At a gas station, the number of customers arriving during a certain hour is a random variable $N$ with distribution $$P(N = n) = \frac{e^{-30}30^n}{n!}, n=0,1,...$$ Compute the expected value and variance of the total sales $Z_n$ during that hour if the expected value and variance of a single sale are 3.67 and 2.24 respectively.

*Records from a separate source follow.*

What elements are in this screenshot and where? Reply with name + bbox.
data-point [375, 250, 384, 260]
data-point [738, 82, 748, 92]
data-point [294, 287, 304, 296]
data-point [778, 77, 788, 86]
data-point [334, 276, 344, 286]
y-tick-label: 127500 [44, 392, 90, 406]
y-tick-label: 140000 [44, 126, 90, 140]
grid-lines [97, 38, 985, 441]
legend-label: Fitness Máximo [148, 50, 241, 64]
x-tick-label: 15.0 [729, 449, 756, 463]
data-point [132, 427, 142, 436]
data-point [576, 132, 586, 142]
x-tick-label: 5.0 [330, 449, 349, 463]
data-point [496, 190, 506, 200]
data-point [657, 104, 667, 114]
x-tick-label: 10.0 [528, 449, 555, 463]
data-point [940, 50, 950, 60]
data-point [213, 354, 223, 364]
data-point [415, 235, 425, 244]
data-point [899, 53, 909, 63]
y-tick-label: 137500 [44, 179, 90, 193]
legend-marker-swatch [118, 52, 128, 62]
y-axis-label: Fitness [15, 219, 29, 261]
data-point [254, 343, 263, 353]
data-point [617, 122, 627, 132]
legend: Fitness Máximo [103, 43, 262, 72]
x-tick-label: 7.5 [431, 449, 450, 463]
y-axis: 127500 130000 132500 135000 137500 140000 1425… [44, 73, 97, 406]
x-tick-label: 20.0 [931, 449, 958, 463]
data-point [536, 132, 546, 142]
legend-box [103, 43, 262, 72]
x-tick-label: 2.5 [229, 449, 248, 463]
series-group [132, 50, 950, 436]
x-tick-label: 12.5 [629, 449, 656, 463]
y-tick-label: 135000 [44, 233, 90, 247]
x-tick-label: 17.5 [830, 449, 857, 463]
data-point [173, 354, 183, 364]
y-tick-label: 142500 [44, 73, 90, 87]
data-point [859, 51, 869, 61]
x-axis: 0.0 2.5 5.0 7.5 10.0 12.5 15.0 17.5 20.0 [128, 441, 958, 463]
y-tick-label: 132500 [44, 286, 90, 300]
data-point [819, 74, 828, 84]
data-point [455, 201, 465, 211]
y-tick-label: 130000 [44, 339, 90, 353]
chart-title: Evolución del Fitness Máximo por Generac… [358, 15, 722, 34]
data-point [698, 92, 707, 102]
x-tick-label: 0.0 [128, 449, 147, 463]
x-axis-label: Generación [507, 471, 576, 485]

I found the expected value to be the expected value of $N$ times the expected value of a single sale. $E(N)$ is $$\sum_{n=0}^{\infty}\frac{ne^{-30}30^n}{n!} = e^{-30}30\sum_{n=1}^{\infty}\frac{30^{n-1}}{(n-1)!} = 30$$ So the expected value of the total sales $Z_n$ is 30(3.67) = 110.1. This is correct. My trouble is with the variance. It is stated that the variance of $Z_n$ is $nb^2$, where $b$ is the variance of $Y$. I thought that $n=30$ and $b=2.24$, but this would yield $150.5$. The correct answer should be $470.5$. I know how to go about finding the variance of the number of customers (I got 30), but I don't know if that's needed here.
EDIT:
I found $Var(N)$ (for number of customers) by using a trick from the book where you first find $E(N(N-1))$ then add $E(N)$ to get $E(N^2)$: $$E(N(N-1)) = \sum_{n=0}^\infty \frac{n(n-1)e^{-30}30^n}{n!} = 30^2e^{-30}\sum_{n=2}^\infty \frac{30^{n-2}}{(n-2)!} = 900$$ Then $E(N^2) = 900 + 30 = 930$.

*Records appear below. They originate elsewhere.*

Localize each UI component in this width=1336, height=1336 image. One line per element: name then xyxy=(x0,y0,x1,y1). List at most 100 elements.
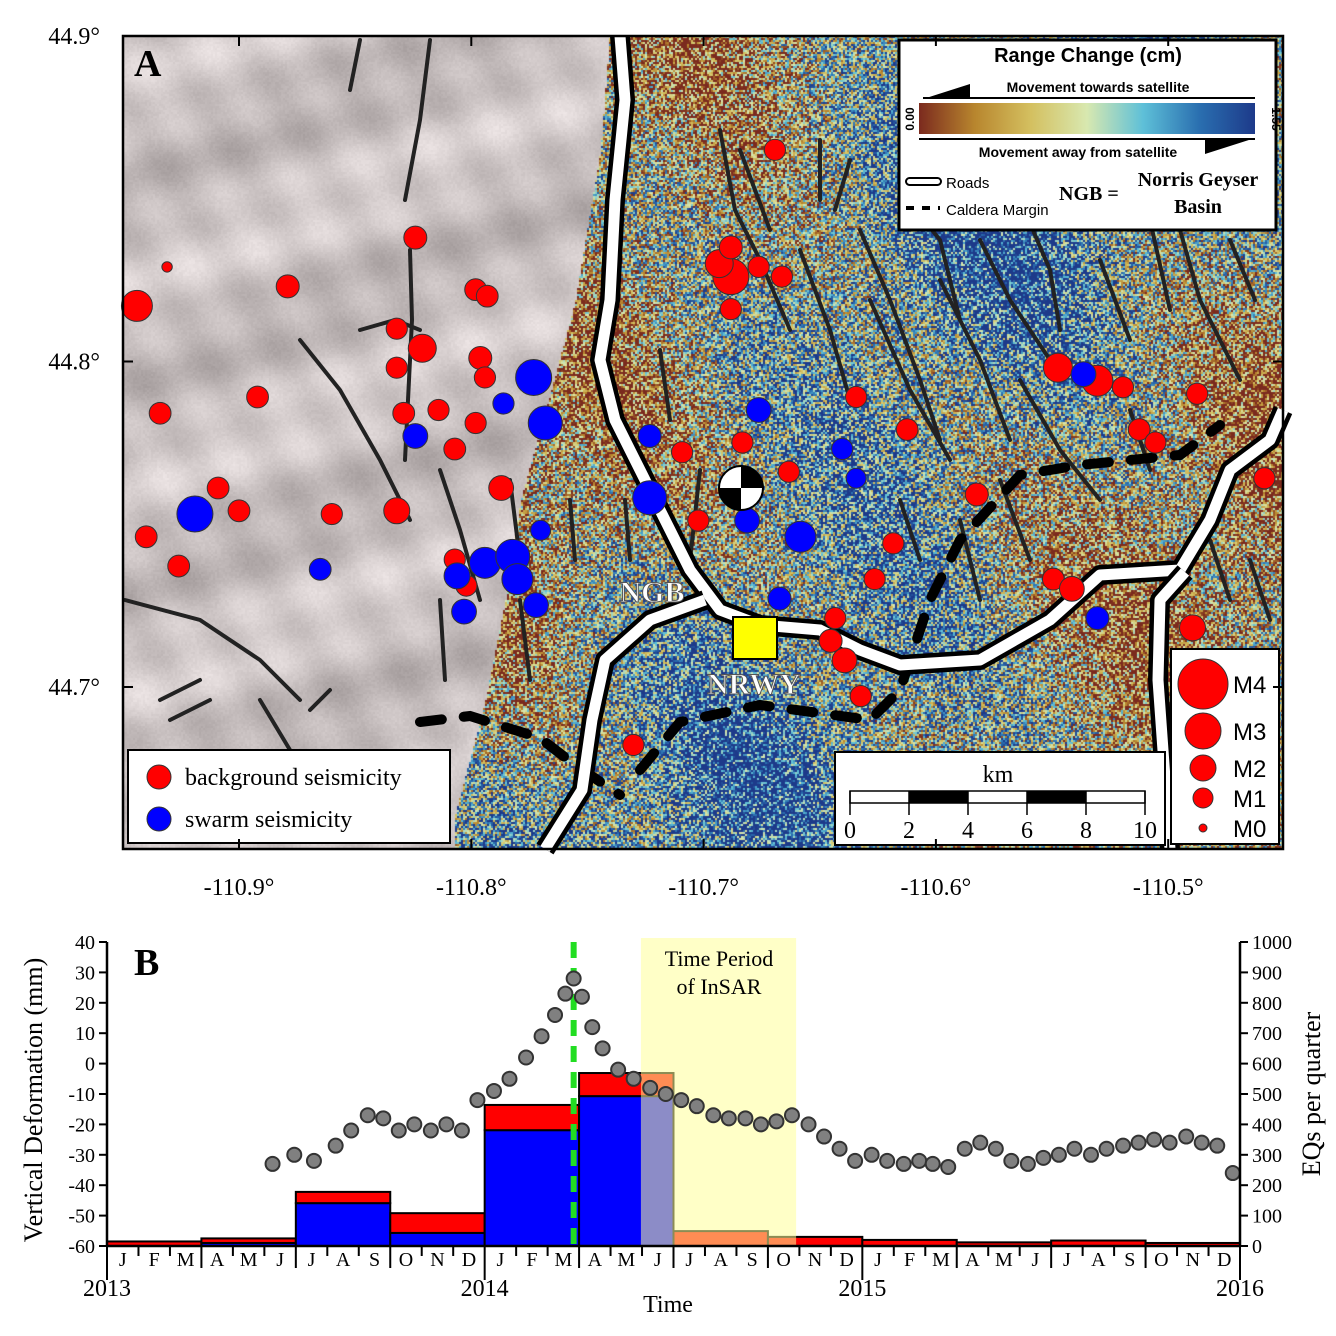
caldera-key: Caldera Margin xyxy=(946,202,1049,219)
year-label: 2014 xyxy=(461,1276,509,1302)
deformation-point xyxy=(287,1148,301,1162)
background-earthquake-marker xyxy=(228,500,250,522)
swarm-earthquake-marker xyxy=(493,393,514,414)
month-label: J xyxy=(1063,1249,1071,1271)
background-earthquake-marker xyxy=(135,526,157,548)
deformation-point xyxy=(897,1157,911,1171)
month-label: A xyxy=(713,1249,728,1271)
background-earthquake-marker xyxy=(489,476,514,501)
swarm-earthquake-marker xyxy=(746,398,771,423)
background-earthquake-marker xyxy=(965,483,988,506)
deformation-point xyxy=(611,1063,625,1077)
deformation-point xyxy=(596,1041,610,1055)
colorbar-key: Range Change (cm) Movement towards satel… xyxy=(899,40,1283,230)
background-bar xyxy=(390,1213,484,1233)
background-earthquake-marker xyxy=(444,438,466,460)
colorbar-min: 0.00 xyxy=(903,107,917,131)
swarm-earthquake-marker xyxy=(633,481,667,515)
scale-unit: km xyxy=(983,762,1014,788)
background-earthquake-marker xyxy=(469,346,492,369)
deformation-point xyxy=(535,1029,549,1043)
fault-line xyxy=(1210,540,1230,600)
month-label: F xyxy=(149,1249,160,1271)
background-earthquake-marker xyxy=(428,399,449,420)
scale-tick-label: 8 xyxy=(1080,818,1092,844)
background-earthquake-marker xyxy=(386,357,407,378)
month-label: J xyxy=(1032,1249,1040,1271)
month-label: S xyxy=(369,1249,380,1271)
y2-tick-label: 1000 xyxy=(1252,932,1292,954)
month-label: N xyxy=(808,1249,822,1271)
background-earthquake-marker xyxy=(771,266,792,287)
background-earthquake-marker xyxy=(207,477,229,499)
magnitude-legend-label: M3 xyxy=(1233,719,1266,746)
year-label: 2015 xyxy=(838,1276,886,1302)
background-earthquake-marker xyxy=(748,256,769,277)
background-earthquake-marker xyxy=(1112,377,1133,398)
month-label: J xyxy=(119,1249,127,1271)
month-label: J xyxy=(654,1249,662,1271)
fault-line xyxy=(1180,230,1240,380)
panel-a-label: A xyxy=(134,43,162,85)
month-label: O xyxy=(1154,1249,1168,1271)
lat-tick-label: 44.9° xyxy=(48,24,100,50)
fault-line xyxy=(160,680,200,700)
month-label: A xyxy=(1091,1249,1106,1271)
deformation-point xyxy=(848,1154,862,1168)
scale-tick-label: 0 xyxy=(844,818,856,844)
month-label: D xyxy=(839,1249,853,1271)
swarm-earthquake-marker xyxy=(309,558,331,580)
magnitude-legend-marker xyxy=(1190,755,1216,781)
seismicity-legend: background seismicity swarm seismicity xyxy=(128,750,450,843)
background-earthquake-marker xyxy=(1043,353,1072,382)
fault-line xyxy=(125,600,300,700)
scale-tick-label: 2 xyxy=(903,818,915,844)
swarm-earthquake-marker xyxy=(502,564,533,595)
month-label: O xyxy=(776,1249,790,1271)
background-earthquake-marker xyxy=(276,275,299,298)
lon-tick-label: -110.5° xyxy=(1133,875,1204,901)
focal-mechanism-icon xyxy=(719,466,763,510)
deformation-point xyxy=(738,1111,752,1125)
ngb-abbrev: NGB = xyxy=(1059,183,1119,205)
deformation-point xyxy=(455,1123,469,1137)
swarm-earthquake-marker xyxy=(452,599,477,624)
lon-tick-label: -110.8° xyxy=(436,875,507,901)
deformation-point xyxy=(1147,1133,1161,1147)
magnitude-legend-marker xyxy=(1178,659,1228,709)
deformation-point xyxy=(1100,1142,1114,1156)
background-earthquake-marker xyxy=(476,285,498,307)
y-tick-label: -40 xyxy=(68,1175,95,1197)
y2-tick-label: 500 xyxy=(1252,1084,1282,1106)
magnitude-legend-label: M2 xyxy=(1233,756,1266,783)
month-label: M xyxy=(995,1249,1013,1271)
deformation-point xyxy=(785,1108,799,1122)
year-label: 2013 xyxy=(83,1276,131,1302)
deformation-point xyxy=(470,1093,484,1107)
background-earthquake-marker xyxy=(672,442,693,463)
deformation-point xyxy=(392,1123,406,1137)
month-label: M xyxy=(932,1249,950,1271)
fault-line xyxy=(740,150,770,230)
deformation-point xyxy=(865,1148,879,1162)
month-label: N xyxy=(430,1249,444,1271)
swarm-legend-marker xyxy=(147,807,171,831)
swarm-earthquake-marker xyxy=(1086,607,1109,630)
panel-b-label: B xyxy=(134,942,159,984)
month-label: F xyxy=(904,1249,915,1271)
deformation-point xyxy=(1226,1166,1240,1180)
swarm-earthquake-marker xyxy=(735,508,760,533)
y-tick-label: -50 xyxy=(68,1206,95,1228)
swarm-earthquake-marker xyxy=(531,520,551,540)
y-tick-label: 20 xyxy=(75,993,95,1015)
month-label: J xyxy=(497,1249,505,1271)
month-label: M xyxy=(177,1249,195,1271)
deformation-point xyxy=(643,1081,657,1095)
background-legend-marker xyxy=(147,765,171,789)
magnitude-legend-marker xyxy=(1185,713,1221,749)
ngb-full-2: Basin xyxy=(1174,196,1222,218)
insar-label-1: Time Period xyxy=(665,946,774,971)
background-earthquake-marker xyxy=(864,568,885,589)
background-earthquake-marker xyxy=(384,498,410,524)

Finally $Var(N) = 930 - 30^2 = 30$.
If the single sales are each $X_i$, then the total sales are $Z=\sum_{i=1}^N X_i$.
Note $E[N] = \operatorname{Var}[N] = 30$ (show this!).
The expected value of total sales is $$E[Z]=E[N]E[X] = (30)(3.67)=110.1$$ and the variance of total sales is $$\operatorname{Var}[Z]=E[N]\operatorname{Var}[X] + \operatorname{Var}[N](E[X])^2$$ $$=(30)(2.24) + (30)(3.67)^2=471.267$$
The variable $Z$ is a random sum of random variables. That is, the number $N$ of terms is random, and each of the terms $X_i$ is identically distributed. Presumably, the number of terms and each of the terms all are independent.